Лунная ночь. Снег приятно скрипит под ногами. Мы стоим на дороге около Копцевской горы — традиционного места расставания. Играет гармонь, звучат частушки вперемешку с матерком, парни напоследок тискают девок и отмахиваются от матерей, стоит непрерывный вой и плач провожающих женщин. Не плачет лишь одна моя мама. Она молчит и вглядывается странно и пристально в мое лицо. Мы молчим, потому что уже все сказано…

Кто-то понукает хмурых лошадей, и сани трогаются. На санях наши мешки, поверх мешков развалился Пашка Громов, он тискает кучера — Шурку-письмоноску.
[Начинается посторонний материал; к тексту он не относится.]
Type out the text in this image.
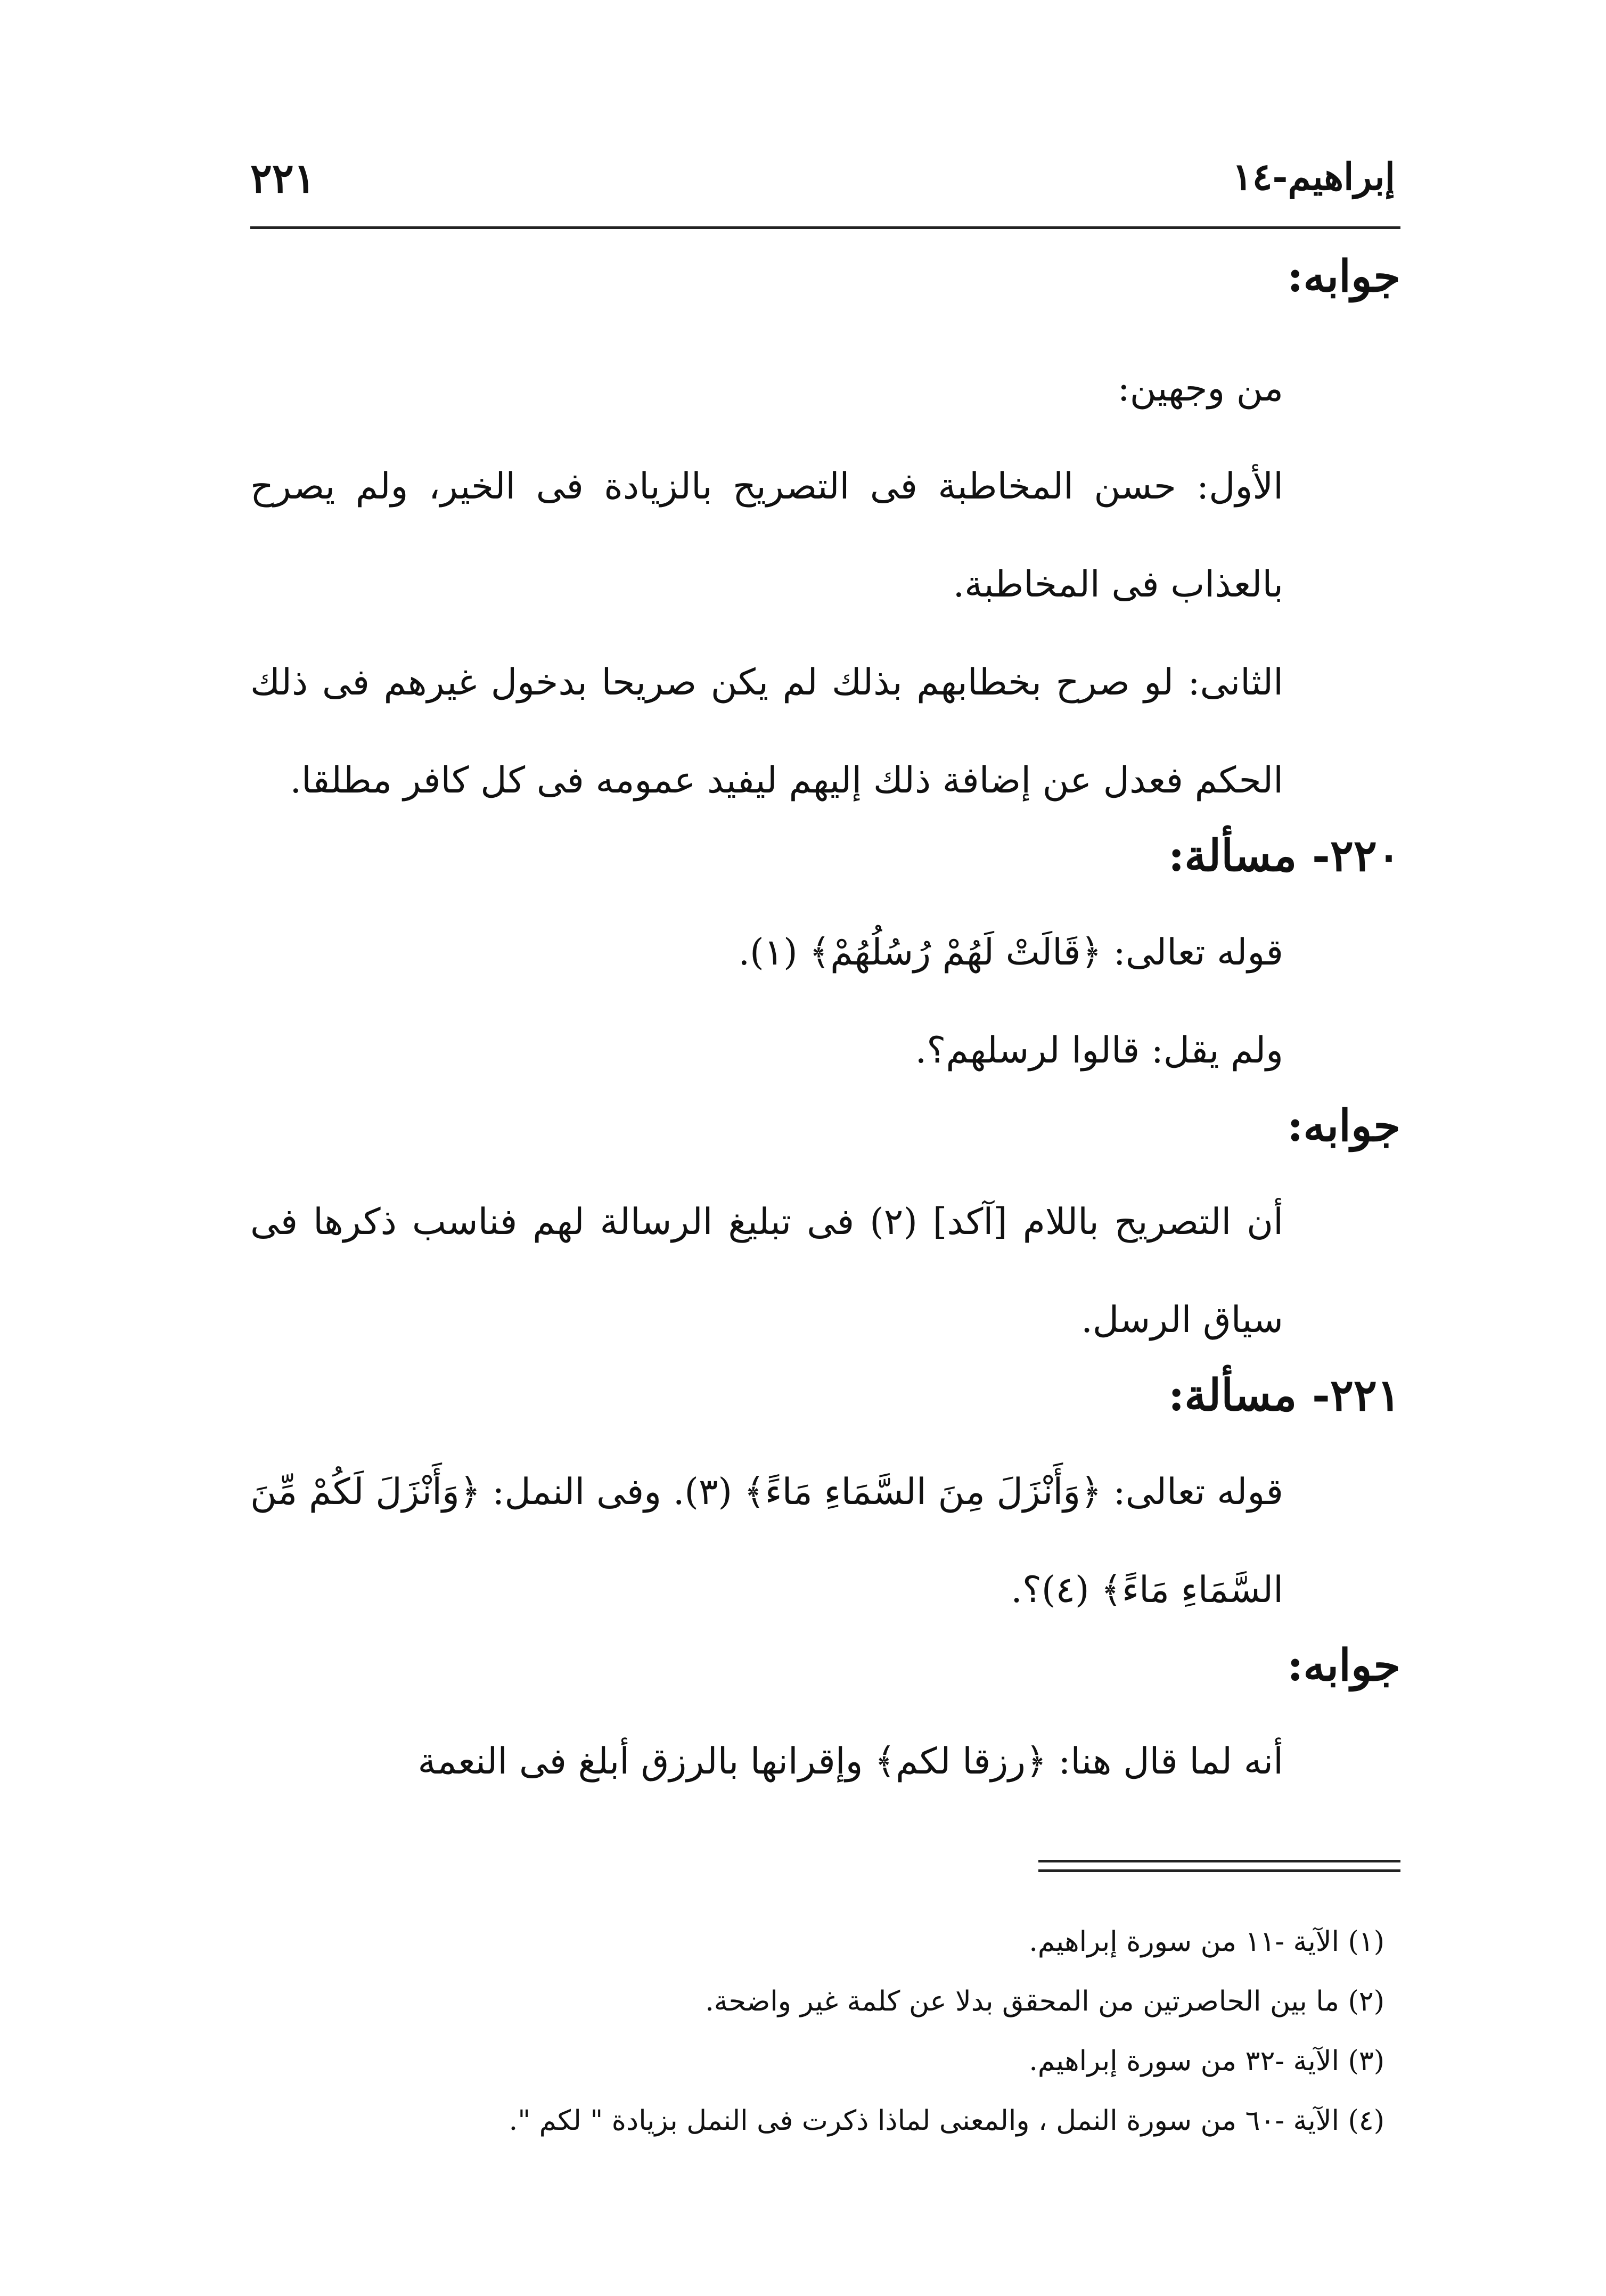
٢٢١	إبراهيم-١٤
جوابه:

من وجهين:

الأول: حسن المخاطبة فى التصريح بالزيادة فى الخير، ولم يصرح بالعذاب فى المخاطبة.

الثانى: لو صرح بخطابهم بذلك لم يكن صريحا بدخول غيرهم فى ذلك الحكم فعدل عن إضافة ذلك إليهم ليفيد عمومه فى كل كافر مطلقا.

٢٢٠- مسألة:

قوله تعالى: ﴿قَالَتْ لَهُمْ رُسُلُهُمْ﴾ (١).

ولم يقل: قالوا لرسلهم؟.

جوابه:

أن التصريح باللام [آكد] (٢) فى تبليغ الرسالة لهم فناسب ذكرها فى سياق الرسل.

٢٢١- مسألة:

قوله تعالى: ﴿وَأَنْزَلَ مِنَ السَّمَاءِ مَاءً﴾ (٣). وفى النمل: ﴿وَأَنْزَلَ لَكُمْ مِّنَ السَّمَاءِ مَاءً﴾ (٤)؟.

جوابه:

أنه لما قال هنا: ﴿رزقا لكم﴾ وإقرانها بالرزق أبلغ فى النعمة

(١) الآية -١١ من سورة إبراهيم.

(٢) ما بين الحاصرتين من المحقق بدلا عن كلمة غير واضحة.

(٣) الآية -٣٢ من سورة إبراهيم.

(٤) الآية -٦٠ من سورة النمل ، والمعنى لماذا ذكرت فى النمل بزيادة " لكم ".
В последний раз я целую маму и Мирру, поворачиваюсь и иду, рядом горланят частушки мои товарищи, угорские парни. Они почти все пьяны, но идут бодро, поют, перебрасываются шутками. Все они почему-то низкорослы и кряжисты. Я иду молча и слышу, как меня кто-то догоняет. Оборачиваюсь. Мирра подбегает ко мне и крепко жмет руку. Вдали стоит мама, одна, маленькая и беззащитная. Она не плачет. Слезы комком подпирают горло. Я вырываю руку и догоняю подводы.

— Ватер во дворе, коли надобно, — говорит хозяйка и тушит коптилку.

Темнота.

Гудки паровоза. Шпалы. Уходящие рельсы. Маневрирует маленький паровозик, пыхтя и пуская пар на грязный снег. Как давно я не был на станции, не слышал этого тревожного и сладкого вокзального шума! Только что остановился на минутку пассажирский поезд, из него высыпал народ. Люди бегут с чайниками за кипятком, много военных, на всех погоны. Шинель одного офицера распахивается, и я вижу — ого! Вот это да! На груди несколько орденов! Рядом другой офицер, оба оживленны, розовощеки, выглядят боевыми орлами. Я внутренне отмечаю их выправку, бравый вид и мысленно сравниваю с нами. Странное чувство — мы разнородны и жалки в нашей разношерстной одежке, в наших лаптях и онучах, с огромными сидорами за плечами.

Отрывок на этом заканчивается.